Now, on INSERT or UPDATE of `title`, embedding in the `title_embedding` column will be updated automatically.

- Completely remove `pg_auto_embeddings` from your database:
```sql
SELECT pgae_self_destroy();
```

### On-Premise Enviroment Variables

- `PG_HOST` - Host of your database, default `localhost`. That's the host which Node.js server is connected on start. Don't change it unless you know what you're doing.
- `PG_PORT` - Port of your database, default `5432`. That's the port which Node.js server is connected on start. Don't change it unless you know what you're doing.
- `PG_USERNAME` - Username of your database. You must provide you own value to ensure security.
- `PG_PASSWORD` - Password of your database. You must provide you own value to ensure security.
- `SERVER_HOST` - Host Node.js proxy server is listening on, default `localhost`.
- `SERVER_PORT` - Port Node.js proxy server is listening on, default `3000`.
- `SELF_URL` - URL of the Node.js server, default `http://localhost:3000`. All internal requests from Postgres proxy to Node.js are made on this URL.
- `CONTROL_SERVER_HOST` - Host Control Server is listening on. When this variable is not provided, Control server does not start.
- `CONTROL_SERVER_PORT` - Port Control server is listening on. When this variable is not provided, Control server does not start.

## Contribution and Development

- Issues and Pull Requests are welcome for feedback, improvements, and new ideas.
- The project is open to suggestions for expanding functionality and enhancing stability.

## FAQ

- How to install `pg_auto_embeddings` on a new database?

Execute SQL code from `simple/pgae_simple_install.sql` ([here it is](simple/pgae_simple_install.sql)) on your database.
Then call `pgae_init('', '')` to initialize. Provide the model you use for embeddings and your API key.

- Do you support OpenAI embeddings?

Yes, their models are supported out of the box.

- Do you support Voyage (Anthropic) embeddings?

Yes, their models are supported out of the box.

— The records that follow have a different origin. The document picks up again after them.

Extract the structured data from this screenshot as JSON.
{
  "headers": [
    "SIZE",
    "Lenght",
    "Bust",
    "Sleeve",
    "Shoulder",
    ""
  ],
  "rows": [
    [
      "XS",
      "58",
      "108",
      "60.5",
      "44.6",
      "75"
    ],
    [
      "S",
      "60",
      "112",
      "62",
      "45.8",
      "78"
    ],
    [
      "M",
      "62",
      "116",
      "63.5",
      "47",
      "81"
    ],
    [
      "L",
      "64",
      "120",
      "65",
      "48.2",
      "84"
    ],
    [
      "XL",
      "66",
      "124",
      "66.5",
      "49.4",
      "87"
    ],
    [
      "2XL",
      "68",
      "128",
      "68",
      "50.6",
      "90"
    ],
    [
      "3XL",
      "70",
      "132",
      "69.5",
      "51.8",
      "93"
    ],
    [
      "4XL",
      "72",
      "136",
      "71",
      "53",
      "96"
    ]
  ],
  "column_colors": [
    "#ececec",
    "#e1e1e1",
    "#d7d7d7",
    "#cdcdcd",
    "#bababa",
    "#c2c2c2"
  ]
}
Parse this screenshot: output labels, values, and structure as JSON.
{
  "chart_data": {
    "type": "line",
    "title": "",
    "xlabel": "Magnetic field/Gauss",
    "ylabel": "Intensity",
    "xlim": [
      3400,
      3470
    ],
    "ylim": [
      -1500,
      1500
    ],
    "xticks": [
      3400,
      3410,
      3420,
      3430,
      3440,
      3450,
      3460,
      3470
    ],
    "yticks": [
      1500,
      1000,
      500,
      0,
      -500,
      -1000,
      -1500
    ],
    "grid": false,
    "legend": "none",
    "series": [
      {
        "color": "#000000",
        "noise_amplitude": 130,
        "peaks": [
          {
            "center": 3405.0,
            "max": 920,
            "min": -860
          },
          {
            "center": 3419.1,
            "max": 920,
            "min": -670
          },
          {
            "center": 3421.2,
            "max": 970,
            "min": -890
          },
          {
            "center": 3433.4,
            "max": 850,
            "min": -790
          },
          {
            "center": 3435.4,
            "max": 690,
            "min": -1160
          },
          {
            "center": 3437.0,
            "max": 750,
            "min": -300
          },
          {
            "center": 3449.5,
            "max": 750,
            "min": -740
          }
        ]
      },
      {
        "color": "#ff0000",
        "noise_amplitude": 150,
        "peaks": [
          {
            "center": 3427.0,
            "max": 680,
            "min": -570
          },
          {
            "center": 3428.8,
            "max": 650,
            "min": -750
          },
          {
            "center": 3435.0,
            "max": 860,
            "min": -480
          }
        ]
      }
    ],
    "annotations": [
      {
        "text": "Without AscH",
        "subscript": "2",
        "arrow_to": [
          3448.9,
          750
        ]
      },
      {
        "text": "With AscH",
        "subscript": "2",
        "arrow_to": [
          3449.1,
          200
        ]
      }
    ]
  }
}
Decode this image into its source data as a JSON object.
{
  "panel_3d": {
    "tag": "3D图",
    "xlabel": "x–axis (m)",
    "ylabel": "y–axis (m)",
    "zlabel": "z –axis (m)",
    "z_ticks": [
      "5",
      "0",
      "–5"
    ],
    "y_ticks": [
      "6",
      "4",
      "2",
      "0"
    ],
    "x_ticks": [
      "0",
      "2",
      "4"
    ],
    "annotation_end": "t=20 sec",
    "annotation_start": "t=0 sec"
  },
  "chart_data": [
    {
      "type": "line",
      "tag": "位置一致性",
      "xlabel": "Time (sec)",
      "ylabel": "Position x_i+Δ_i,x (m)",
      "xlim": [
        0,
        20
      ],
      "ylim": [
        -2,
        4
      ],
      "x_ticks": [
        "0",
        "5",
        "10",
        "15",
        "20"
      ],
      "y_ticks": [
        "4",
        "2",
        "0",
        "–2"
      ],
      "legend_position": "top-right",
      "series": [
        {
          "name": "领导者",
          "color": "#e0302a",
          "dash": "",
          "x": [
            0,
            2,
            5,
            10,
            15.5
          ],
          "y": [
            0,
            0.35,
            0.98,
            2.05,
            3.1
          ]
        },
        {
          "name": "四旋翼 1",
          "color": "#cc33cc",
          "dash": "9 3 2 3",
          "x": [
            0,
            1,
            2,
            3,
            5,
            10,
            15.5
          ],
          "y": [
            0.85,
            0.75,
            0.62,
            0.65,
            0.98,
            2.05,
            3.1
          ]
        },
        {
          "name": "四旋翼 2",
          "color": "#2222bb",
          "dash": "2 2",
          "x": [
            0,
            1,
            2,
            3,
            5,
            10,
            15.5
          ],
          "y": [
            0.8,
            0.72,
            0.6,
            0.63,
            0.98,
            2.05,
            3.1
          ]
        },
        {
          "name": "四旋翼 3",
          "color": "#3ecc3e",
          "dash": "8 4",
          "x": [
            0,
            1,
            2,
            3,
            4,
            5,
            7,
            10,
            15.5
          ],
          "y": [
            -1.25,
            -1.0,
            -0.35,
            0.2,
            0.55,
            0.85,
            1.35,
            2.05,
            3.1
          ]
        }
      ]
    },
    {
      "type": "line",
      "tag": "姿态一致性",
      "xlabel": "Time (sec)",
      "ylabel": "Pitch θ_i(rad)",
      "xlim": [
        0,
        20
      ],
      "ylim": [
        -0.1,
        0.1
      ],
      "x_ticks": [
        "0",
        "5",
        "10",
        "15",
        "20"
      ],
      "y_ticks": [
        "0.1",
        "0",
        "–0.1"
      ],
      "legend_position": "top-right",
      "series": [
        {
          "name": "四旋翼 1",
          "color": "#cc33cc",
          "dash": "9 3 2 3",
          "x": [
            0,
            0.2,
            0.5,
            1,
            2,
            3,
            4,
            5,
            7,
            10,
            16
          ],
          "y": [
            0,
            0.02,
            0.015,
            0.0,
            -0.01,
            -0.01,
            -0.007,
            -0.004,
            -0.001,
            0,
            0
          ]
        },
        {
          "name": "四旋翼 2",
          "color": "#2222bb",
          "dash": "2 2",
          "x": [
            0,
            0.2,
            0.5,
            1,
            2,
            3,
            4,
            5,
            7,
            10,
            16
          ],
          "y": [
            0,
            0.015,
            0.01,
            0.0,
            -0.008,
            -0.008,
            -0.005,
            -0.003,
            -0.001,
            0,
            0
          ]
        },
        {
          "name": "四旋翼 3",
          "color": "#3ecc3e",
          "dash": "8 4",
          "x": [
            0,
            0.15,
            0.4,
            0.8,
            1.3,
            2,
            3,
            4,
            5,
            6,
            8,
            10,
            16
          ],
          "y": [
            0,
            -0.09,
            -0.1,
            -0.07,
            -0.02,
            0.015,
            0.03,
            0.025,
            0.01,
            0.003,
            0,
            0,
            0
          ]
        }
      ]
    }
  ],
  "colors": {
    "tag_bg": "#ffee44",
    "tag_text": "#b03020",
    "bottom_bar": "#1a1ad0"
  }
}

- How to remove `pg_auto_embeddings` from my database?

```sql
SELECT pgae_self_destroy();
```

- How does it work?

We use Foreign Data Wrappers (FDW) to call functions on the remote PostgreSQL server. The chain is:

1. We create FDW table local `embeddings_*` -> remote `embeddings_*`
2. You call local function `pgae_embedding('some text')`
3. It executes `UPDATE embeddings SET ...` on a local table
4. FDW causes synchronous execution of `UPDATE embeddings SET ...` on the remote table
5. It causes synchronous execution of the trigger like `NEW.embedding = pgae_embedding_internal(NEW.text_val); RETURN NEW.embedding;`
6. It executes `pgae_embedding_internal` function which calls HTTP API of local Node.js server
7. Node.js server calls OpenAI API and returns embedding as a result
8. Remote PostgreSQL propagates the result to the remote `embeddings_*` table
9. Local PostgreSQL receives update on local `embeddings_*` table
10. This update is propagated as result of the execution of `pgae_embedding('some text')`

The code of both server SQL and local SQL in this repo. So, you can look for additional details in the code and ask any questions in Issues.

## License

This project is licensed under the [MIT License](LICENSE). You are free to use the code in your projects while retaining the original author notifications.

Enjoy using **pg_auto_embeddings**! We hope it simplifies the integration of text embeddings in PostgreSQL without the need for complex extensions.